Pennsylvania deserves better from next redistricting panel
"Legislative Reapportionment Commission."
Based on the name, Pennsylvanians might assume that the panel will be dedicated to drawing legislative lines — based on this year's national census — in the fairest, most logical way.
The 2010-11 state budget allocates $2.4 million for the commission, which will consist of four legislative leaders and a fifth person of their choosing.
They will re-draw legislative districts next year, after the process of completing the 2010 national — and, thus, also the state's — people count is complete. The new legislative lines will remain in place until after the 2020 census.
But based on what happened 10 years ago, residents of this state have little reason for optimism that the redistricting next year will be fair. From a glance at the state Senate and House districts maps that the reapportionment commission produced nearly a decade ago, it's clear, from the shapes of many of the districts, that they weren't drawn based on logic but, instead, on gaining political advantage.

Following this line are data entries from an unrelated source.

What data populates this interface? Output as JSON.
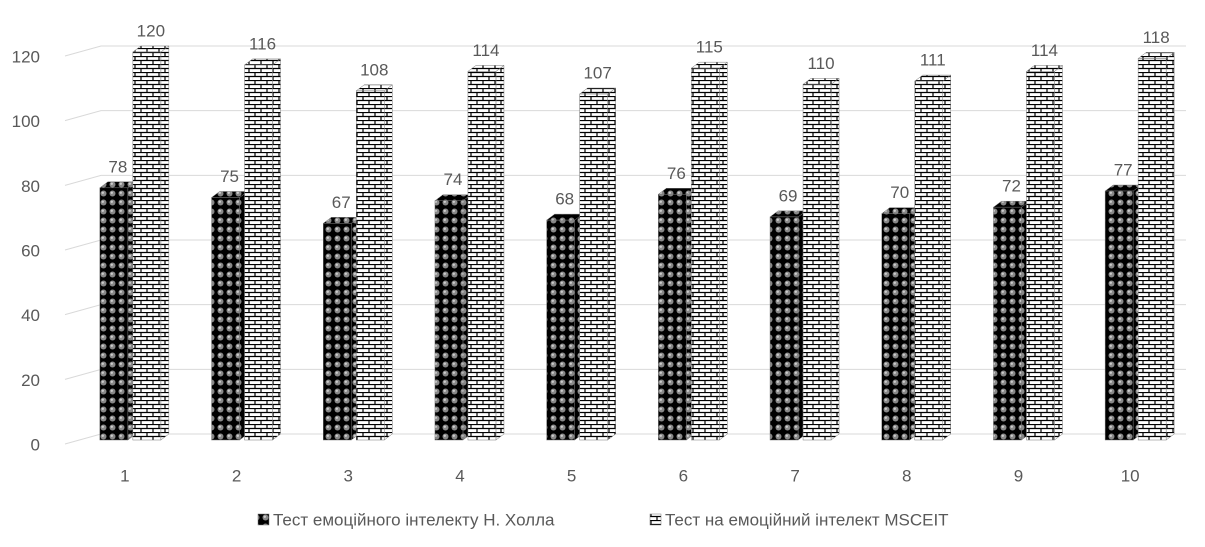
{
  "chart_data": {
    "type": "bar3d",
    "categories": [
      "1",
      "2",
      "3",
      "4",
      "5",
      "6",
      "7",
      "8",
      "9",
      "10"
    ],
    "series": [
      {
        "name": "Тест емоційного інтелекту Н. Холла",
        "color": "#000000",
        "values": [
          78,
          75,
          67,
          74,
          68,
          76,
          69,
          70,
          72,
          77
        ]
      },
      {
        "name": "Тест на емоційний інтелект MSCEIT",
        "color": "#ffffff",
        "values": [
          120,
          116,
          108,
          114,
          107,
          115,
          110,
          111,
          114,
          118
        ]
      }
    ],
    "ylim": [
      0,
      120
    ],
    "yticks": [
      0,
      20,
      40,
      60,
      80,
      100,
      120
    ],
    "grid": true,
    "legend": "bottom"
  }
}
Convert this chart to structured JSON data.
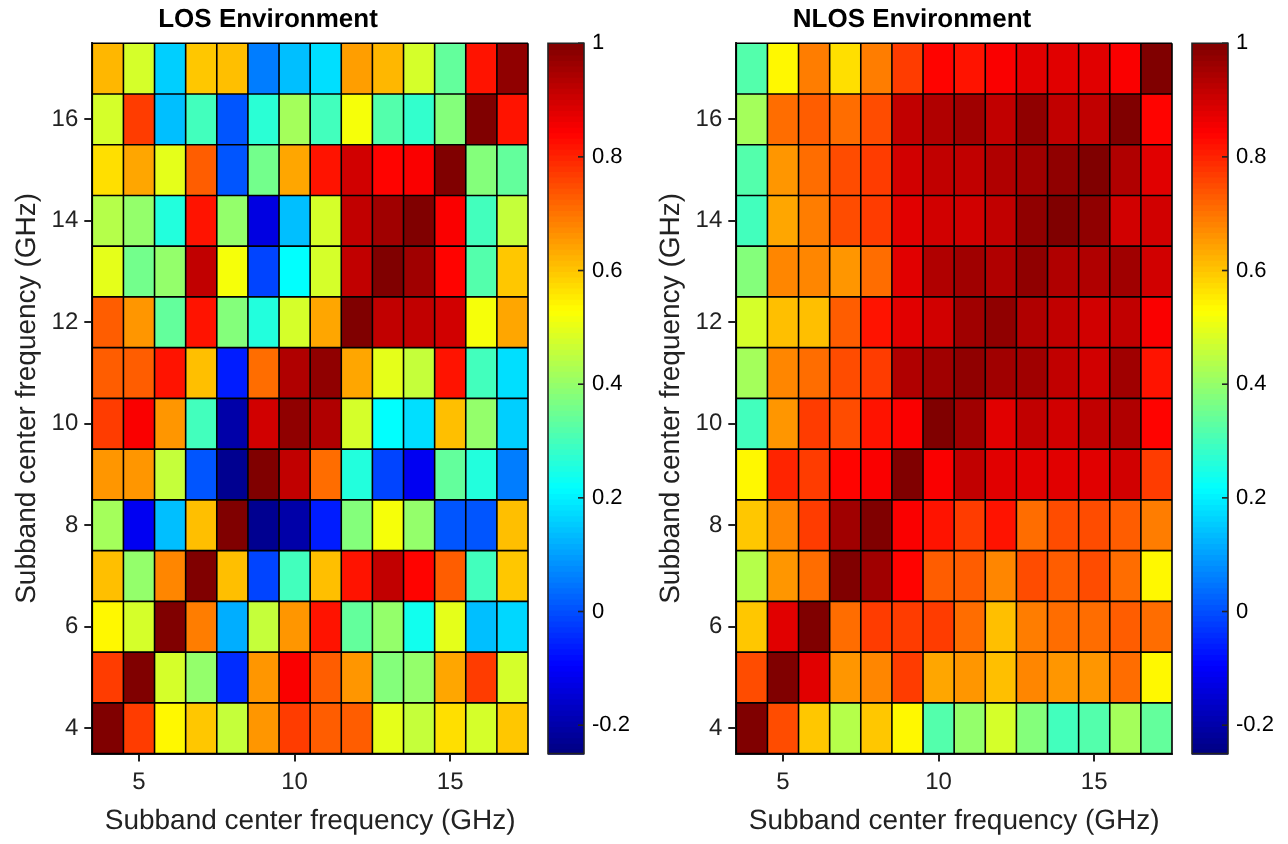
{
  "chart_data": [
    {
      "type": "heatmap",
      "title": "LOS Environment",
      "xlabel": "Subband center frequency (GHz)",
      "ylabel": "Subband center frequency (GHz)",
      "categories": [
        null,
        "5",
        null,
        null,
        null,
        null,
        "10",
        null,
        null,
        null,
        null,
        "15",
        null,
        null
      ],
      "y_categories": [
        null,
        "16",
        null,
        "14",
        null,
        "12",
        null,
        "10",
        null,
        "8",
        null,
        "6",
        null,
        "4"
      ],
      "cells": [
        [
          0.62,
          0.48,
          0.16,
          0.6,
          0.61,
          0.06,
          0.14,
          0.18,
          0.65,
          0.62,
          0.48,
          0.34,
          0.82,
          0.98
        ],
        [
          0.48,
          0.77,
          0.14,
          0.3,
          0.01,
          0.27,
          0.42,
          0.3,
          0.52,
          0.32,
          0.28,
          0.38,
          1.0,
          0.82
        ],
        [
          0.57,
          0.64,
          0.5,
          0.73,
          0.01,
          0.36,
          0.64,
          0.82,
          0.9,
          0.84,
          0.85,
          1.0,
          0.38,
          0.34
        ],
        [
          0.44,
          0.4,
          0.26,
          0.82,
          0.4,
          -0.13,
          0.14,
          0.48,
          0.92,
          0.96,
          1.0,
          0.85,
          0.3,
          0.46
        ],
        [
          0.5,
          0.36,
          0.4,
          0.92,
          0.52,
          -0.01,
          0.22,
          0.48,
          0.92,
          1.0,
          0.96,
          0.84,
          0.32,
          0.6
        ],
        [
          0.73,
          0.66,
          0.34,
          0.82,
          0.38,
          0.26,
          0.48,
          0.64,
          1.0,
          0.92,
          0.92,
          0.9,
          0.52,
          0.64
        ],
        [
          0.73,
          0.73,
          0.82,
          0.61,
          -0.06,
          0.71,
          0.94,
          0.98,
          0.64,
          0.5,
          0.46,
          0.82,
          0.3,
          0.18
        ],
        [
          0.77,
          0.85,
          0.66,
          0.3,
          -0.2,
          0.9,
          0.98,
          0.94,
          0.48,
          0.22,
          0.18,
          0.61,
          0.4,
          0.16
        ],
        [
          0.66,
          0.66,
          0.46,
          0.01,
          -0.23,
          1.0,
          0.92,
          0.71,
          0.26,
          -0.01,
          -0.11,
          0.34,
          0.26,
          0.06
        ],
        [
          0.42,
          -0.11,
          0.14,
          0.61,
          1.0,
          -0.23,
          -0.2,
          -0.06,
          0.38,
          0.52,
          0.4,
          0.01,
          0.01,
          0.61
        ],
        [
          0.61,
          0.4,
          0.68,
          1.0,
          0.61,
          -0.01,
          0.3,
          0.61,
          0.82,
          0.92,
          0.84,
          0.73,
          0.3,
          0.6
        ],
        [
          0.54,
          0.48,
          1.0,
          0.69,
          0.12,
          0.46,
          0.66,
          0.82,
          0.34,
          0.4,
          0.24,
          0.5,
          0.14,
          0.17
        ],
        [
          0.77,
          1.0,
          0.48,
          0.4,
          -0.04,
          0.66,
          0.85,
          0.73,
          0.66,
          0.38,
          0.4,
          0.64,
          0.77,
          0.48
        ],
        [
          1.0,
          0.77,
          0.54,
          0.6,
          0.46,
          0.66,
          0.77,
          0.73,
          0.73,
          0.5,
          0.46,
          0.57,
          0.48,
          0.6
        ]
      ],
      "clim": [
        -0.25,
        1
      ],
      "cticks": [
        -0.2,
        0,
        0.2,
        0.4,
        0.6,
        0.8,
        1
      ]
    },
    {
      "type": "heatmap",
      "title": "NLOS Environment",
      "xlabel": "Subband center frequency (GHz)",
      "ylabel": "Subband center frequency (GHz)",
      "categories": [
        null,
        "5",
        null,
        null,
        null,
        null,
        "10",
        null,
        null,
        null,
        null,
        "15",
        null,
        null
      ],
      "y_categories": [
        null,
        "16",
        null,
        "14",
        null,
        "12",
        null,
        "10",
        null,
        "8",
        null,
        "6",
        null,
        "4"
      ],
      "cells": [
        [
          0.32,
          0.54,
          0.69,
          0.57,
          0.69,
          0.77,
          0.84,
          0.82,
          0.85,
          0.88,
          0.88,
          0.88,
          0.85,
          1.0
        ],
        [
          0.42,
          0.71,
          0.73,
          0.71,
          0.75,
          0.92,
          0.94,
          0.96,
          0.92,
          0.98,
          0.92,
          0.92,
          1.0,
          0.84
        ],
        [
          0.32,
          0.66,
          0.71,
          0.75,
          0.77,
          0.9,
          0.92,
          0.92,
          0.94,
          0.96,
          0.98,
          1.0,
          0.94,
          0.88
        ],
        [
          0.3,
          0.64,
          0.69,
          0.75,
          0.77,
          0.88,
          0.9,
          0.9,
          0.92,
          0.98,
          1.0,
          0.98,
          0.9,
          0.9
        ],
        [
          0.38,
          0.68,
          0.68,
          0.66,
          0.71,
          0.88,
          0.94,
          0.96,
          0.94,
          0.98,
          0.94,
          0.94,
          0.96,
          0.9
        ],
        [
          0.48,
          0.61,
          0.61,
          0.73,
          0.82,
          0.88,
          0.9,
          0.96,
          0.98,
          0.94,
          0.92,
          0.9,
          0.92,
          0.85
        ],
        [
          0.42,
          0.68,
          0.71,
          0.75,
          0.77,
          0.94,
          0.96,
          0.98,
          0.96,
          0.96,
          0.92,
          0.9,
          0.96,
          0.82
        ],
        [
          0.3,
          0.66,
          0.77,
          0.75,
          0.82,
          0.85,
          1.0,
          0.96,
          0.88,
          0.92,
          0.9,
          0.92,
          0.94,
          0.84
        ],
        [
          0.54,
          0.8,
          0.77,
          0.84,
          0.85,
          1.0,
          0.85,
          0.92,
          0.88,
          0.88,
          0.88,
          0.88,
          0.9,
          0.77
        ],
        [
          0.6,
          0.68,
          0.77,
          0.96,
          1.0,
          0.85,
          0.82,
          0.77,
          0.82,
          0.71,
          0.75,
          0.75,
          0.73,
          0.69
        ],
        [
          0.44,
          0.66,
          0.71,
          1.0,
          0.96,
          0.84,
          0.73,
          0.73,
          0.68,
          0.75,
          0.73,
          0.75,
          0.71,
          0.54
        ],
        [
          0.6,
          0.88,
          1.0,
          0.71,
          0.77,
          0.77,
          0.77,
          0.71,
          0.61,
          0.69,
          0.71,
          0.71,
          0.73,
          0.71
        ],
        [
          0.75,
          1.0,
          0.88,
          0.66,
          0.68,
          0.77,
          0.64,
          0.66,
          0.61,
          0.68,
          0.66,
          0.66,
          0.71,
          0.54
        ],
        [
          1.0,
          0.75,
          0.6,
          0.44,
          0.6,
          0.54,
          0.32,
          0.4,
          0.48,
          0.38,
          0.3,
          0.32,
          0.42,
          0.34
        ]
      ],
      "clim": [
        -0.25,
        1
      ],
      "cticks": [
        -0.2,
        0,
        0.2,
        0.4,
        0.6,
        0.8,
        1
      ]
    }
  ]
}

According to Democracy Rising PA, which tracks the business of the Legislature, 10 years ago the commission in question gave the Keystone State the second-most-gerrymandered legislative districts in America.
Not only can gerrymandering give one political party a majority of voters in as many districts as possible, but it also can weaken the voting strength of an ethnic or racial group or urban population.

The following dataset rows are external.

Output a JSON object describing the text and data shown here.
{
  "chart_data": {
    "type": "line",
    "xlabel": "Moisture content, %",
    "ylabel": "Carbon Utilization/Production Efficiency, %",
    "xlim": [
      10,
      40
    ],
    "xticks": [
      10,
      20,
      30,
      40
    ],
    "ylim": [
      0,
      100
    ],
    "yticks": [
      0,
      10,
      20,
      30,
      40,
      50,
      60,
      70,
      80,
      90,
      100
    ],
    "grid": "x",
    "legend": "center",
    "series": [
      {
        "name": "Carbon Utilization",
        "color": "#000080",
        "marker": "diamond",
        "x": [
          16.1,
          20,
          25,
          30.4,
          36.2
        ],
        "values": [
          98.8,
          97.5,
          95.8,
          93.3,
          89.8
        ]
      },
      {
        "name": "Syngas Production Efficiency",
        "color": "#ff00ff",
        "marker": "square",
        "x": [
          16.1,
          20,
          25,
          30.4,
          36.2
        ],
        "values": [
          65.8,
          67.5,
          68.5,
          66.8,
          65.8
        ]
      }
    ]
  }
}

When people go to the polls on Election Day, few reflect on the fact that the results of legislative races have, in many cases, been virtually predetermined by the actions of a legislative reapportionment panel that acted years prior to their current voting.
Most people believe that voters choose their elected officials, but with gerrymandered districts, the officials choose their voters. That is a reason why it is so difficult in this state to defeat an incumbent House or Senate member. Once elected, except in rare instances, a House or Senate seat is his or hers to keep as long as he or she wishes to do so.

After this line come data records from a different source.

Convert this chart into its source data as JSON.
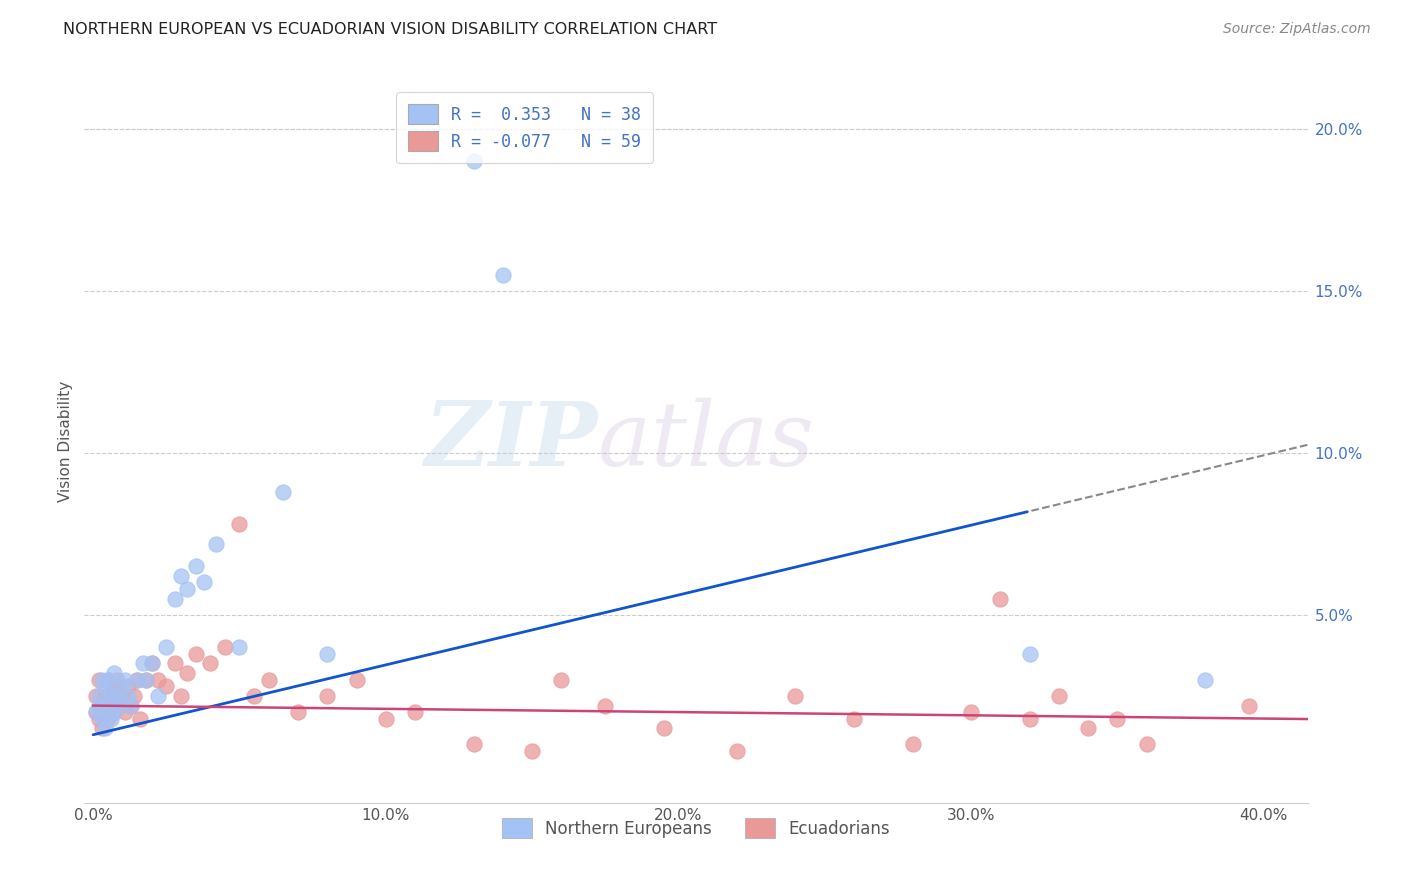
{
  "title": "NORTHERN EUROPEAN VS ECUADORIAN VISION DISABILITY CORRELATION CHART",
  "source": "Source: ZipAtlas.com",
  "ylabel": "Vision Disability",
  "xlabel_ticks": [
    "0.0%",
    "10.0%",
    "20.0%",
    "30.0%",
    "40.0%"
  ],
  "xlabel_vals": [
    0.0,
    0.1,
    0.2,
    0.3,
    0.4
  ],
  "ylabel_ticks": [
    "5.0%",
    "10.0%",
    "15.0%",
    "20.0%"
  ],
  "ylabel_vals": [
    0.05,
    0.1,
    0.15,
    0.2
  ],
  "xlim": [
    -0.003,
    0.415
  ],
  "ylim": [
    -0.008,
    0.215
  ],
  "blue_color": "#a4c2f4",
  "pink_color": "#ea9999",
  "blue_line_color": "#1155cc",
  "pink_line_color": "#cc4477",
  "watermark_zip": "ZIP",
  "watermark_atlas": "atlas",
  "ne_R": 0.353,
  "ne_N": 38,
  "ec_R": -0.077,
  "ec_N": 59,
  "northern_europeans_x": [
    0.001,
    0.002,
    0.002,
    0.003,
    0.003,
    0.004,
    0.004,
    0.005,
    0.005,
    0.006,
    0.006,
    0.007,
    0.007,
    0.008,
    0.009,
    0.01,
    0.011,
    0.012,
    0.013,
    0.015,
    0.017,
    0.018,
    0.02,
    0.022,
    0.025,
    0.028,
    0.03,
    0.032,
    0.035,
    0.038,
    0.042,
    0.05,
    0.065,
    0.08,
    0.13,
    0.14,
    0.32,
    0.38
  ],
  "northern_europeans_y": [
    0.02,
    0.025,
    0.022,
    0.018,
    0.03,
    0.015,
    0.028,
    0.022,
    0.03,
    0.018,
    0.025,
    0.02,
    0.032,
    0.025,
    0.022,
    0.028,
    0.03,
    0.025,
    0.022,
    0.03,
    0.035,
    0.03,
    0.035,
    0.025,
    0.04,
    0.055,
    0.062,
    0.058,
    0.065,
    0.06,
    0.072,
    0.04,
    0.088,
    0.038,
    0.19,
    0.155,
    0.038,
    0.03
  ],
  "ecuadorians_x": [
    0.001,
    0.001,
    0.002,
    0.002,
    0.003,
    0.003,
    0.004,
    0.004,
    0.005,
    0.005,
    0.006,
    0.006,
    0.007,
    0.007,
    0.008,
    0.008,
    0.009,
    0.01,
    0.011,
    0.012,
    0.013,
    0.014,
    0.015,
    0.016,
    0.018,
    0.02,
    0.022,
    0.025,
    0.028,
    0.03,
    0.032,
    0.035,
    0.04,
    0.045,
    0.05,
    0.055,
    0.06,
    0.07,
    0.08,
    0.09,
    0.1,
    0.11,
    0.13,
    0.15,
    0.16,
    0.175,
    0.195,
    0.22,
    0.24,
    0.26,
    0.28,
    0.3,
    0.31,
    0.32,
    0.33,
    0.34,
    0.35,
    0.36,
    0.395
  ],
  "ecuadorians_y": [
    0.02,
    0.025,
    0.018,
    0.03,
    0.015,
    0.022,
    0.025,
    0.02,
    0.03,
    0.018,
    0.025,
    0.022,
    0.028,
    0.02,
    0.025,
    0.03,
    0.022,
    0.025,
    0.02,
    0.028,
    0.022,
    0.025,
    0.03,
    0.018,
    0.03,
    0.035,
    0.03,
    0.028,
    0.035,
    0.025,
    0.032,
    0.038,
    0.035,
    0.04,
    0.078,
    0.025,
    0.03,
    0.02,
    0.025,
    0.03,
    0.018,
    0.02,
    0.01,
    0.008,
    0.03,
    0.022,
    0.015,
    0.008,
    0.025,
    0.018,
    0.01,
    0.02,
    0.055,
    0.018,
    0.025,
    0.015,
    0.018,
    0.01,
    0.022
  ]
}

Voters who value the premise of fair elections should look suspiciously at all districts whose lines fail to exhibit any logic.
Evidence of gerrymandering is especially evident in Senate and House districts in the eastern part of Pennsylvania, especially around Philadelphia.
Will the new version of the Legislative Reapportionment Commission do a better — fairer — job than its predecessor commission a decade ago? That remains to be seen, but no right-thinking state resident should be too optimistic.
Since the last round of reapportionment, lawmakers have rejected every attempt to improve on that panel's poor performance.
"Legislative Reapportionment Commission": It's an important-sounding name, but it hides the basis for mistrust that encompasses it.
Pennsylvania deserves better in the next round of reapportionment than it got last time.
Keystone State lawmakers in 2011 should reject any thought of keeping this commonwealth's dubious gerrymandering record, or to "advance" to most-gerrymandered state in the nation.